With a five-day schedule, “Everything overlaps and you’ve got conflicts and it takes away opportunities,” Wilson said. “We’re looking at Five-Star Fridays to give opportunities to students.”

There still will be some classes on Fridays — though an estimated 80 to 85 percent of classes will not meet on the day — and student services will all be available.

Heavy approval

There’s a lot of student support for the move, Wilson said, noting that roughly 79 percent of students surveyed by UA last fall said they liked the idea. About 5,000 undergraduate students responded to the survey, a sizable chunk of the roughly 19,000 undergraduates at the university.

The survey asked what they thought about the idea of having classes offered Monday through Thursday, with Friday serving as an “experiential learning or professional development day.” The survey question ticked off various examples of Friday activities, such as meeting with professors, working or attending a lab.

Nearly 11 percent of respondents were “undecided” and about 10 percent said they “don’t like” the idea.

In addition to the survey, Wilson said, UA officials sought feedback about the move at a variety of focus groups.

Austin Merideth, 24, of Akron, who is majoring in applied mathematics, is among those who are for the change.

“I work weekends — Saturday and Sunday,” he said on campus Wednesday. “That would give me another day that’s more open” for studying he said.

“We’re all here to finish degrees,” he said, “and it might take some of the stress off. I think it’s a bit more manageable pace.”

Abi Uwadiae, 20, an accounting major and a member of Undergraduate Student Government, said she’s ambivalent about the change, but it “makes us different. I think it’s possibly something that could draw people in.”

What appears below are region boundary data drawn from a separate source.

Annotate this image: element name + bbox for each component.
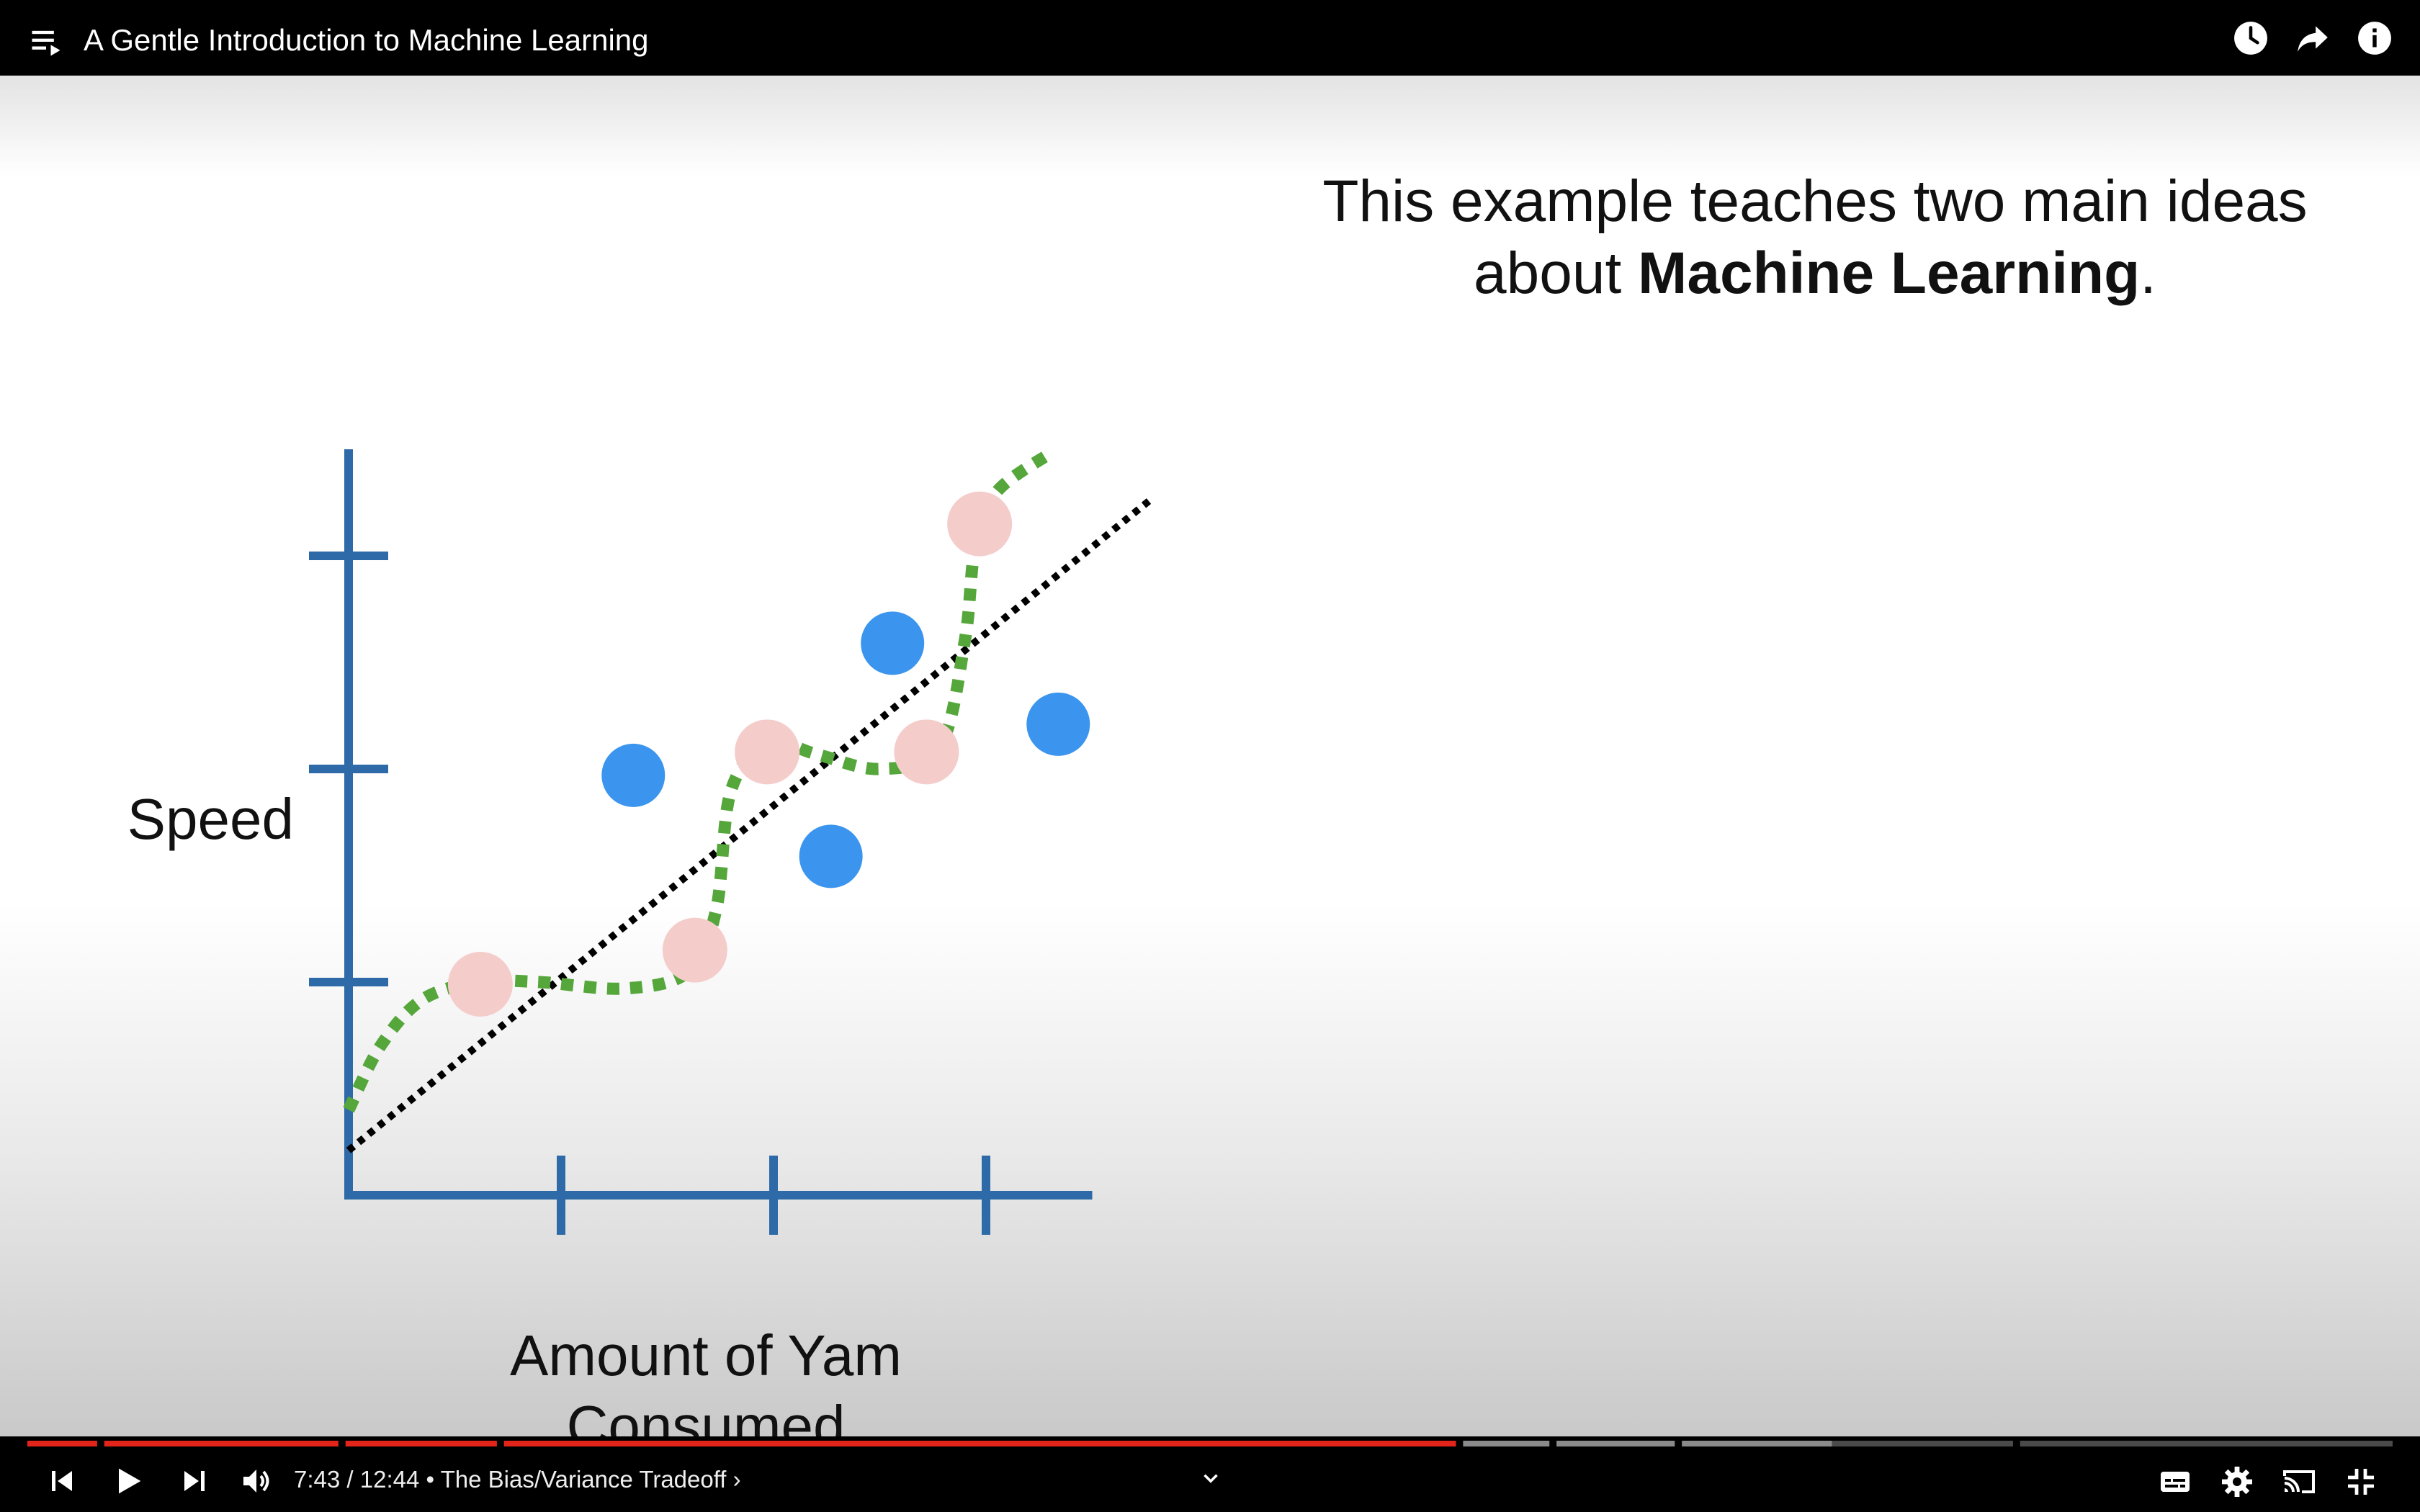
slide-caption-suffix: .	[2140, 240, 2156, 306]
chapter-title-button[interactable]: The Bias/Variance Tradeoff ›	[441, 1466, 741, 1493]
top-bar: A Gentle Introduction to Machine Learnin…	[0, 0, 2420, 76]
testing-point	[601, 743, 666, 807]
squiggle-fit-line	[343, 448, 1054, 1113]
time-separator: /	[340, 1466, 360, 1493]
slide-caption: This example teaches two main ideas abou…	[1224, 166, 2406, 310]
training-point	[947, 491, 1013, 557]
slide-caption-line-1: This example teaches two main ideas	[1322, 168, 2308, 234]
expand-chevron-icon[interactable]	[1198, 1466, 1223, 1490]
player-controls	[0, 1436, 2420, 1512]
yam-speed-chart: Speed Amount of Yam Consumed	[127, 448, 1152, 1436]
progress-segment[interactable]	[345, 1441, 497, 1446]
testing-point	[1026, 692, 1090, 756]
training-point	[735, 719, 800, 785]
progress-segment[interactable]	[27, 1441, 97, 1446]
clock-icon[interactable]	[2233, 20, 2269, 56]
cast-icon[interactable]	[2282, 1464, 2316, 1499]
progress-segment[interactable]	[1463, 1441, 1550, 1446]
chapter-separator: •	[419, 1466, 441, 1493]
x-axis-label-line-2: Consumed	[567, 1394, 846, 1436]
previous-icon[interactable]	[45, 1464, 79, 1498]
next-icon[interactable]	[177, 1464, 212, 1498]
progress-segment[interactable]	[1832, 1441, 2013, 1446]
chapter-chevron-icon: ›	[732, 1466, 741, 1493]
video-title[interactable]: A Gentle Introduction to Machine Learnin…	[84, 23, 649, 57]
chapter-title: The Bias/Variance Tradeoff	[440, 1466, 727, 1493]
progress-segment[interactable]	[2020, 1441, 2393, 1446]
progress-bar[interactable]	[27, 1441, 2393, 1446]
play-icon[interactable]	[109, 1462, 147, 1500]
x-axis-label-line-1: Amount of Yam	[510, 1323, 902, 1387]
playlist-icon[interactable]	[27, 23, 65, 60]
progress-segment[interactable]	[503, 1441, 1456, 1446]
time-display: 7:43 / 12:44 • The Bias/Variance Tradeof…	[294, 1462, 741, 1498]
settings-icon[interactable]	[2220, 1464, 2254, 1499]
progress-segment[interactable]	[104, 1441, 339, 1446]
training-point	[447, 951, 513, 1017]
testing-point	[861, 611, 925, 675]
slide-caption-line-2: about Machine Learning.	[1224, 238, 2406, 310]
testing-point	[799, 824, 863, 888]
exit-fullscreen-icon[interactable]	[2344, 1464, 2378, 1499]
total-time: 12:44	[359, 1466, 420, 1493]
progress-segment[interactable]	[1556, 1441, 1675, 1446]
y-axis-label: Speed	[127, 787, 294, 851]
subtitles-icon[interactable]	[2158, 1464, 2192, 1499]
training-point	[662, 917, 727, 983]
current-time: 7:43	[294, 1466, 341, 1493]
share-icon[interactable]	[2295, 20, 2331, 56]
training-point	[894, 719, 959, 785]
video-frame[interactable]: This example teaches two main ideas abou…	[0, 76, 2420, 1436]
slide-caption-emphasis: Machine Learning	[1638, 240, 2141, 306]
slide-caption-prefix: about	[1474, 240, 1639, 306]
volume-icon[interactable]	[239, 1464, 274, 1498]
linear-fit-line	[346, 498, 1152, 1153]
progress-segment[interactable]	[1682, 1441, 1832, 1446]
info-icon[interactable]	[2357, 20, 2393, 56]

Uwadiae, from Columbus, noted that some students who live on campus have expressed concern that the campus will be less lively on weekends, with students going home, taking advantage of having three days off in a row.

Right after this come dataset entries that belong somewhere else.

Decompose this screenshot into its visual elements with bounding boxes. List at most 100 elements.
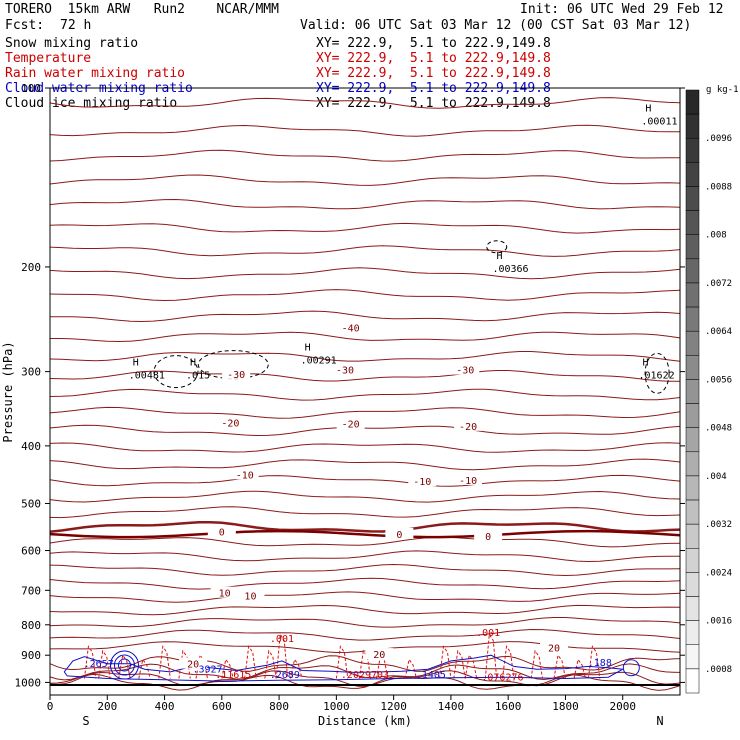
y-tick-label: 800 xyxy=(21,619,41,632)
temperature-contour xyxy=(49,149,680,162)
colorbar-unit: g kg-1 xyxy=(706,85,739,95)
y-tick-label: 100 xyxy=(21,82,41,95)
temperature-contour xyxy=(49,97,681,109)
cloud-water-contour xyxy=(109,650,139,680)
temperature-contour xyxy=(50,310,681,323)
legend-cloud-ice-xy: XY= 222.9, 5.1 to 222.9,149.8 xyxy=(316,96,551,111)
temperature-label: -20 xyxy=(459,422,477,433)
temperature-contour xyxy=(49,641,681,654)
temperature-label-bg xyxy=(365,648,394,660)
zero-degree-contour xyxy=(49,529,681,539)
temperature-label: -10 xyxy=(413,477,431,488)
x-tick-label: 400 xyxy=(155,700,175,713)
cloud-water-label: .2689 xyxy=(270,670,300,681)
south-label: S xyxy=(82,714,89,728)
temperature-contour xyxy=(49,490,681,503)
colorbar-cell xyxy=(685,644,700,670)
temperature-label-bg xyxy=(207,525,236,537)
cloud-ice-contour xyxy=(153,355,199,389)
temperature-contour xyxy=(49,289,681,302)
maximum-marker: H xyxy=(643,357,649,368)
rain-contour xyxy=(530,649,543,679)
colorbar-cell xyxy=(685,282,700,308)
rain-label: .2029703 xyxy=(341,670,389,681)
legend-snow: Snow mixing ratio xyxy=(5,36,139,51)
temperature-label: -10 xyxy=(236,470,254,481)
x-tick-label: 1400 xyxy=(438,700,465,713)
temperature-label: -30 xyxy=(456,366,474,377)
temperature-label-bg xyxy=(236,589,265,601)
forecast-hours: 72 h xyxy=(60,18,92,33)
colorbar-cell xyxy=(685,403,700,428)
colorbar-cell xyxy=(685,499,700,525)
x-tick-label: 1600 xyxy=(495,700,522,713)
rain-contour xyxy=(264,649,277,679)
x-axis: 0 200 400 600 800 1000 1200 1400 1600 1800 2000 xyxy=(47,695,636,713)
temperature-label-bg xyxy=(222,367,251,379)
temperature-contour xyxy=(49,124,680,137)
colorbar-cell xyxy=(685,379,700,404)
temperature-contour xyxy=(49,222,681,234)
temperature-label-bg xyxy=(540,641,568,653)
cloud-ice-contour xyxy=(197,350,269,380)
colorbar-cell xyxy=(685,306,700,332)
temperature-contour xyxy=(49,536,681,548)
cloud-water-label: .188 xyxy=(588,658,612,669)
x-tick-label: 1200 xyxy=(380,700,407,713)
rain-contour xyxy=(275,632,289,679)
temperature-contour xyxy=(49,174,681,186)
colorbar-label: .0064 xyxy=(705,327,732,337)
maximum-label: .00291 xyxy=(301,355,337,366)
y-tick-label: 1000 xyxy=(15,676,42,689)
init-time: Init: 06 UTC Wed 29 Feb 12 xyxy=(520,2,724,17)
temperature-contour xyxy=(49,388,681,401)
legend-rain-xy: XY= 222.9, 5.1 to 222.9,149.8 xyxy=(316,66,551,81)
colorbar-cell xyxy=(685,89,700,115)
temperature-label: 0 xyxy=(485,532,491,543)
rain-contour xyxy=(453,649,466,679)
temperature-label-bg xyxy=(330,363,359,375)
contour-labels: -40 -30 -30 -30 -20 -20 -20 -10 -10 -10 0 0 0 10 10 20 2… xyxy=(84,104,678,684)
colorbar-label: .0096 xyxy=(705,134,732,144)
y-tick-label: 900 xyxy=(21,649,41,662)
temperature-label-bg xyxy=(210,586,239,598)
colorbar-cell xyxy=(685,451,700,477)
temperature-contour xyxy=(49,442,681,453)
y-tick-label: 400 xyxy=(21,440,41,453)
temperature-label: 20 xyxy=(548,643,560,654)
x-tick-label: 0 xyxy=(47,700,54,713)
temperature-label-bg xyxy=(454,473,483,485)
temperature-contour xyxy=(49,424,681,437)
temperature-contour xyxy=(49,198,681,210)
cloud-water-label: .1405 xyxy=(416,670,446,681)
maximum-marker: H xyxy=(645,104,651,115)
rain-contour xyxy=(221,658,234,679)
temperature-contour xyxy=(49,506,681,519)
colorbar-cell xyxy=(685,523,700,549)
temperature-label-bg xyxy=(336,417,365,429)
temperature-label: 20 xyxy=(187,660,199,671)
cloud-water-contour xyxy=(622,659,640,677)
x-axis-label: Distance (km) xyxy=(318,714,412,728)
colorbar-cell xyxy=(685,258,700,284)
rain-label: .001 xyxy=(476,628,500,639)
colorbar-label: .0072 xyxy=(705,279,732,289)
rain-contour xyxy=(404,658,417,679)
x-tick-label: 800 xyxy=(269,700,289,713)
temperature-contour xyxy=(49,351,681,362)
model-title: TORERO 15km ARW Run2 NCAR/MMM xyxy=(5,2,279,17)
rain-contour xyxy=(158,645,171,679)
cloud-ice-contours xyxy=(153,240,670,394)
maximum-marker: H xyxy=(305,342,311,353)
temperature-label-bg xyxy=(216,416,245,428)
cloud-water-contour xyxy=(117,658,131,672)
rain-contour xyxy=(358,649,372,679)
rain-contour xyxy=(118,653,131,679)
x-tick-label: 1000 xyxy=(323,700,350,713)
colorbar-cell xyxy=(685,137,700,163)
temperature-label-bg xyxy=(408,475,437,487)
temperature-contour xyxy=(49,577,681,590)
cloud-ice-contour xyxy=(486,240,508,254)
maximum-marker: H xyxy=(133,357,139,368)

Joe Gabbard, 18, commutes from Massillon and says he likes to schedule classes for all five days.

“I like to be in school so I have to do my work,” he said. “It helps me stay motivated.”

Apart from the pack

The move will differentiate UA, which is trying to boost student enrollment.

UA officials say they know of no other Ohio public university that has made such a switch.

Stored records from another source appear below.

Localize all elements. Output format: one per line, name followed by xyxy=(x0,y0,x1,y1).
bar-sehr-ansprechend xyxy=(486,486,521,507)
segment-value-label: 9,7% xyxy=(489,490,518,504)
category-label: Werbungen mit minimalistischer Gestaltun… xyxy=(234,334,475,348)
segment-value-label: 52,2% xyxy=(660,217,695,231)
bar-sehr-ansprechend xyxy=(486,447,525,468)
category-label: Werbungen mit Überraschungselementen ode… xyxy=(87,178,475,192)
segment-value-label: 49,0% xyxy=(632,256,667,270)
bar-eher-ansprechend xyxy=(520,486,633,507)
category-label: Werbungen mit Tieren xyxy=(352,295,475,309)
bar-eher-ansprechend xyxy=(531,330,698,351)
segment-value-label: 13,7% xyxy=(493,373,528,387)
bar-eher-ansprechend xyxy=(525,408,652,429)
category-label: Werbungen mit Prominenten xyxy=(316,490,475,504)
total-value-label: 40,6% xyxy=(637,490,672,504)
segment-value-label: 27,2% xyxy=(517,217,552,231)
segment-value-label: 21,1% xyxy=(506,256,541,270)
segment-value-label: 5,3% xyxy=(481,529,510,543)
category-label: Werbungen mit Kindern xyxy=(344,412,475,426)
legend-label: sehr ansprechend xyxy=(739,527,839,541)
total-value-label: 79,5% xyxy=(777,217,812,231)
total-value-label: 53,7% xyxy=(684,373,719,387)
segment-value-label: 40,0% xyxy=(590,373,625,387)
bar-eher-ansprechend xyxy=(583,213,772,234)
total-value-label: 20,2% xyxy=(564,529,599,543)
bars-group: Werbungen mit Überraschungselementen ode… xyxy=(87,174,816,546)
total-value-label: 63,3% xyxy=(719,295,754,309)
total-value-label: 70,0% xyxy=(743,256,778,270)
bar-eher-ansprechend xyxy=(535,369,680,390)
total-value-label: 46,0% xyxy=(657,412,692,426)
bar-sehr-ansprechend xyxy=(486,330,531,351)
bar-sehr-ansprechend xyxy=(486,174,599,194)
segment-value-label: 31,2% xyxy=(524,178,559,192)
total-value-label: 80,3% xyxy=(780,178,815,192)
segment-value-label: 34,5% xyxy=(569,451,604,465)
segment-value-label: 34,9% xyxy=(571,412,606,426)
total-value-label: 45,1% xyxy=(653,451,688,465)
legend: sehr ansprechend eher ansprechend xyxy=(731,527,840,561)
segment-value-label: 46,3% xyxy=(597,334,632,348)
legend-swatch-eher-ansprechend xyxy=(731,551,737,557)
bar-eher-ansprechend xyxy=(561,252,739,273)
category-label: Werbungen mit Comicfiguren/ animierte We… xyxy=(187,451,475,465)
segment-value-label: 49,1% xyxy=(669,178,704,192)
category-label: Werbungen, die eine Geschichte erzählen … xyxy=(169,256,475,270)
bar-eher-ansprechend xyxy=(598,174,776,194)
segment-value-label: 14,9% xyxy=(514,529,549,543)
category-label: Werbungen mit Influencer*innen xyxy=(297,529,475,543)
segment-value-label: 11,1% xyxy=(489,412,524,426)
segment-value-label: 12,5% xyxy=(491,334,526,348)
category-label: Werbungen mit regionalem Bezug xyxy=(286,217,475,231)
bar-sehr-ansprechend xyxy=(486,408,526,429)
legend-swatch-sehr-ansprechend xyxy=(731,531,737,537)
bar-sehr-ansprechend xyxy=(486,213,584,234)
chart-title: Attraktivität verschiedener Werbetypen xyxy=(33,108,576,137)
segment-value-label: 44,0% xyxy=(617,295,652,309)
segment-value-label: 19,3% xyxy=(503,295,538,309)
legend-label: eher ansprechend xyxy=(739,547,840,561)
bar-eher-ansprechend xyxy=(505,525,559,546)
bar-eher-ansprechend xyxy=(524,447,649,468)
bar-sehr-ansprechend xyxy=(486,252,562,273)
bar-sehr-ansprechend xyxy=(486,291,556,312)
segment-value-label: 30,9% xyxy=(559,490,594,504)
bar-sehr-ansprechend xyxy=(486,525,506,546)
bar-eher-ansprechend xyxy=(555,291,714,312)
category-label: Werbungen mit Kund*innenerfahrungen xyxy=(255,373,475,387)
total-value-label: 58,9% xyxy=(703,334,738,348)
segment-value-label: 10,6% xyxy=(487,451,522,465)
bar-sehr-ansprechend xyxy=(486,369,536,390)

Wilson, who has won praise on campus and in the community for his efforts in response to UA’s financial problems, said the move isn’t about saving money, and likely won’t reduce costs.

Like his predecessor, Wilson inherited a budget gap primarily caused by a debt-financed building boom and declines in enrollment.

“I’m looking at this from an academic standpoint. It’s about academic quality … it’s about opportunities,” Wilson said, noting courses will be taught in the same amount of classroom time.

Student athletes and students who compete in such groups as engineering design teams will no longer have to miss class when leaving on Fridays for competitions, Wilson said.

Bill Rich, chairman of the UA Faculty Senate, which makes recommendations involving academic policy, said the change did not require Senate action.

However, Rich said “It would have been wise for the administration to seek Senate recommendation” that would have allowed for an in-depth look at the idea by faculty members.

The change, Rich said, “can affect academic programs, and it’s the faculty who know the most about what the impact might be on various academic programs.”

Rich said Wilson did discuss the idea in two or more Faculty Senate meetings.